Precision Without Deposition
Is it possible to 3D print with carbon fiber fabric? It is, except that “printing” is not the right word. This additive process builds parts by stacking the carbon fiber sheets. The result is composite parts that don’t need tooling—but are strong enough that they could be used as tooling.
3D printers building functional parts in plastic share a characteristic in common. Chicago-area inventor Robert Swartz would argue that they share a limitation in common. That is, these machines require material to be forced through a head, and from there layered onto the part. The head, and the need to apply material this way, affects what materials can be used and therefore constrains the range of material properties that can be achieved. Swartz has a different idea.
His company, Impossible Objects, was founded to develop a process he calls “composites-based additive manufacturing,” or CBAM. In this process, thermoplastic material is used, but it is not applied through a moving head. The process recently manufactured a carbon fiber component for an unmanned aircraft that successfully replaced a part prone to breaking when the aircraft landed.
CBAM builds carbon fiber parts by stacking sheets of the material. It can also build parts out of Kevlar, or any engineered material obtainable in sheets. Each successive sheet gets a fluid applied to it in a precise profile generated from the cross-sectional layer of the CAD model. Only this step involves a digitally controlled moving head. The fluid, a noncritical ingredient, temporarily holds in place a thermoplastic, which is applied onto the wet silhouette in a powder. Successive sheets with plastic powder adhering to the part profiles in this way are stacked until the layers are complete. The entire stack is heated so the plastic melts between layers, and mechanically compressed to bond the sheets and plastic together. Then, after the part solidifies, the unbonded sheet material around it is removed by bead blasting. The result, says Swartz, is a workpiece that is up to 10 times stronger than what plastic 3D printing can achieve—produced without any precision-controlled deposition or cutting in order to apply or shape the material. (See video of the process on the company's site.)
The process is currently being applied manually. Impossible Objects is functioning as a service bureau today, supplying functional CBAM parts to end users. But the ultimate aim is to produce a commercial, sheet-fed CBAM machine, says company CEO Lawrence Kaplan. It’s too early to announce when that machine will be available, he says, but the project is actively underway. In addition, components for automating the process will be introduced into the current service business as they are developed.

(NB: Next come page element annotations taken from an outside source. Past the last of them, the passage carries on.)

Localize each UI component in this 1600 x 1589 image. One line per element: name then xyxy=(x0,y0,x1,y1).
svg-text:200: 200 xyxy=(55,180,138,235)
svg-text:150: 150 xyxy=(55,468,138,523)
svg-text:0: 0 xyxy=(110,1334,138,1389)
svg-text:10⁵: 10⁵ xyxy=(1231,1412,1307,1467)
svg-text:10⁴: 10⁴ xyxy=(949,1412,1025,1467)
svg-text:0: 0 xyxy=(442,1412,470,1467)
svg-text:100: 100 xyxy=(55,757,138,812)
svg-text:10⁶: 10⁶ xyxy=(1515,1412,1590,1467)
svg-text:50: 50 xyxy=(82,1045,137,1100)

Yet even for now, the manual process—in which employees place sheets by hand on a gantry machine that applies the fluid, and manually dust these sheets with powder—is not as ponderous as it might sound. A batch of several 3D-printed parts covering the area of an 18-inch square of sheet material could be produced through this manual process in 6 to 8 hours. Thus, the lead time of this process is already competitive with conventional 3D printing. It’s just the labor requirement that has to be improved.
The company’s success in manufacturing for an unmanned aircraft involved a component that sees high stresses during landing. CBAM delivered a part resilient enough to withstand the required duty, and the part is now flying on several planes. Mr. Swartz says this is an example of the right kind of application for the process—a functional part for which the strength and material properties matter. Unlike many 3D printing processes, this process is not directed toward design models, except where those models themselves are functional.

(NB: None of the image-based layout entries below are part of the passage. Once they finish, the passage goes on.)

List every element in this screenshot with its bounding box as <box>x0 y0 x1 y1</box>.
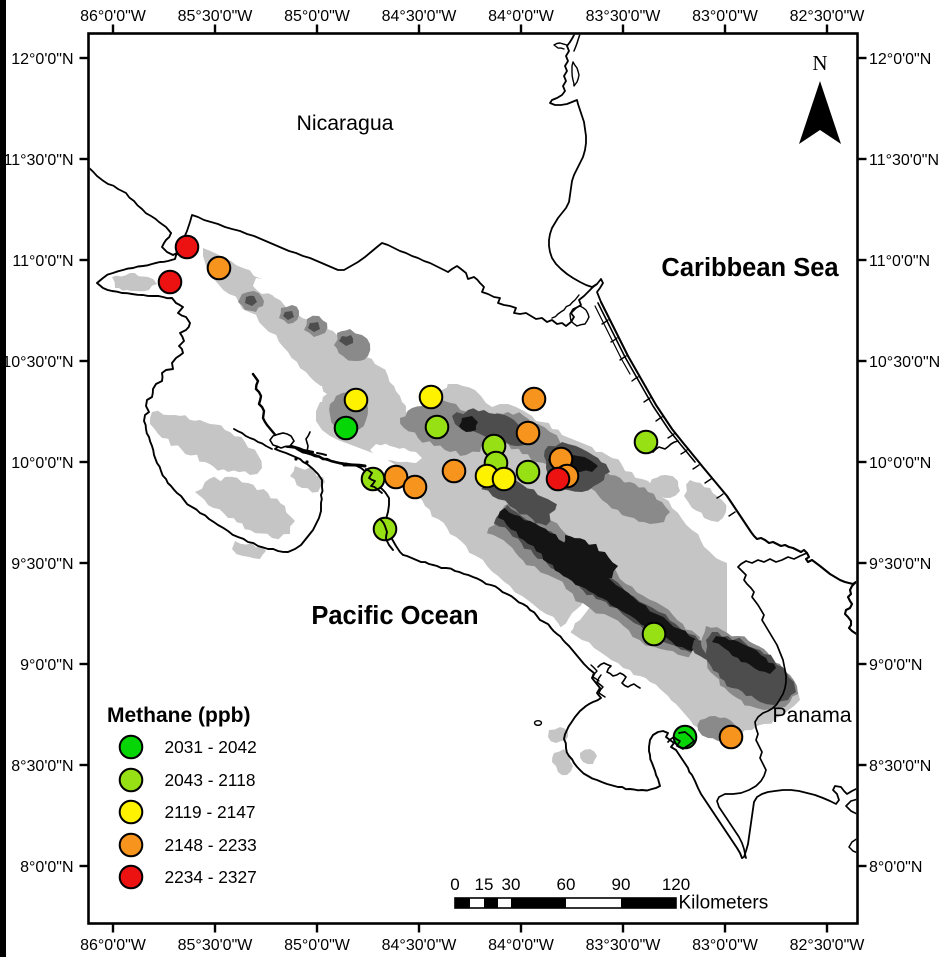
svg-text:85°0'0"W: 85°0'0"W <box>284 937 351 954</box>
svg-text:12°0'0"N: 12°0'0"N <box>869 51 931 68</box>
svg-text:86°0'0"W: 86°0'0"W <box>80 937 147 954</box>
svg-text:Pacific Ocean: Pacific Ocean <box>311 602 478 630</box>
svg-text:Methane (ppb): Methane (ppb) <box>107 704 250 727</box>
svg-text:84°30'0"W: 84°30'0"W <box>382 937 458 954</box>
svg-text:10°0'0"N: 10°0'0"N <box>11 455 73 472</box>
svg-text:85°0'0"W: 85°0'0"W <box>284 8 351 25</box>
svg-text:82°30'0"W: 82°30'0"W <box>790 8 866 25</box>
svg-text:Panama: Panama <box>772 703 851 727</box>
svg-text:30: 30 <box>502 875 521 894</box>
svg-text:11°0'0"N: 11°0'0"N <box>12 253 73 270</box>
svg-text:2234 - 2327: 2234 - 2327 <box>165 867 257 887</box>
svg-text:8°30'0"N: 8°30'0"N <box>869 758 931 775</box>
svg-text:10°0'0"N: 10°0'0"N <box>869 455 931 472</box>
svg-text:84°0'0"W: 84°0'0"W <box>488 937 555 954</box>
svg-text:Caribbean Sea: Caribbean Sea <box>661 254 839 282</box>
svg-text:82°30'0"W: 82°30'0"W <box>790 937 866 954</box>
svg-text:12°0'0"N: 12°0'0"N <box>11 51 73 68</box>
svg-text:10°30'0"N: 10°30'0"N <box>2 354 73 371</box>
svg-text:2119 - 2147: 2119 - 2147 <box>165 802 256 822</box>
svg-text:11°30'0"N: 11°30'0"N <box>869 152 939 169</box>
svg-text:8°0'0"N: 8°0'0"N <box>869 859 922 876</box>
svg-text:85°30'0"W: 85°30'0"W <box>178 937 254 954</box>
svg-text:11°30'0"N: 11°30'0"N <box>4 152 74 169</box>
svg-text:86°0'0"W: 86°0'0"W <box>80 8 147 25</box>
svg-text:83°0'0"W: 83°0'0"W <box>692 937 759 954</box>
svg-text:N: N <box>812 51 827 75</box>
svg-text:11°0'0"N: 11°0'0"N <box>869 253 930 270</box>
svg-text:8°0'0"N: 8°0'0"N <box>20 859 73 876</box>
svg-text:90: 90 <box>612 875 631 894</box>
svg-text:9°30'0"N: 9°30'0"N <box>869 556 931 573</box>
svg-text:Kilometers: Kilometers <box>679 893 769 914</box>
svg-text:83°30'0"W: 83°30'0"W <box>586 937 662 954</box>
svg-text:83°30'0"W: 83°30'0"W <box>586 8 662 25</box>
svg-text:2148 - 2233: 2148 - 2233 <box>165 835 257 855</box>
svg-text:83°0'0"W: 83°0'0"W <box>692 8 759 25</box>
svg-text:10°30'0"N: 10°30'0"N <box>869 354 940 371</box>
svg-text:84°0'0"W: 84°0'0"W <box>488 8 555 25</box>
svg-text:9°30'0"N: 9°30'0"N <box>11 556 73 573</box>
svg-text:15: 15 <box>475 875 494 894</box>
svg-text:2043 - 2118: 2043 - 2118 <box>165 770 256 790</box>
svg-text:Nicaragua: Nicaragua <box>296 111 393 135</box>
svg-text:9°0'0"N: 9°0'0"N <box>869 657 922 674</box>
svg-text:0: 0 <box>450 875 459 894</box>
svg-text:2031 - 2042: 2031 - 2042 <box>165 737 257 757</box>
svg-text:8°30'0"N: 8°30'0"N <box>11 758 73 775</box>
svg-text:85°30'0"W: 85°30'0"W <box>178 8 254 25</box>
svg-text:60: 60 <box>557 875 576 894</box>
svg-text:120: 120 <box>662 875 690 894</box>
svg-text:9°0'0"N: 9°0'0"N <box>20 657 73 674</box>
svg-text:84°30'0"W: 84°30'0"W <box>382 8 458 25</box>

An example of this is wind-tunnel models, which is another application for which CBAM is being used. 3D printing often can’t produce effective wind-tunnel models, because the force of the testing can break or deform these parts. Instead, manufacturers invest in production tooling to create wind tunnel models that are very near to production components. But as an alternative, a truck maker recently used CBAM to quickly produce various iterations of a blower fan that, in carbon fiber, were strong enough to hold up to the testing.
Larger ovens and larger presses will eventually let Impossible Objects scale beyond its current maximum part size, which is about 9 inches diameter by 4 inches high. One promising application for a scaled-up version of this process is the subject of a collaborative research and development agreement with Oak Ridge National Laboratory. The company says Oak Ridge is exploring the use of CBAM to make tooling for composite lay-up structures. Today, tooling for composites is often made from Invar, a metal alloy that is challenging to machine, but used because it has the same low coefficient of thermal expansion as carbon fiber composite. Invar allows the tooling to follow the part in and out of the oven. However, if the tooling itself was made from the same carbon fiber as the part, then this tool obviously would also have the same low coefficient of expansion. Therefore, with CBAM, a tool demanding difficult machining could be replaced with a tool requiring not only no machining, but also no critical machine movement at all in applying this tool’s composite material.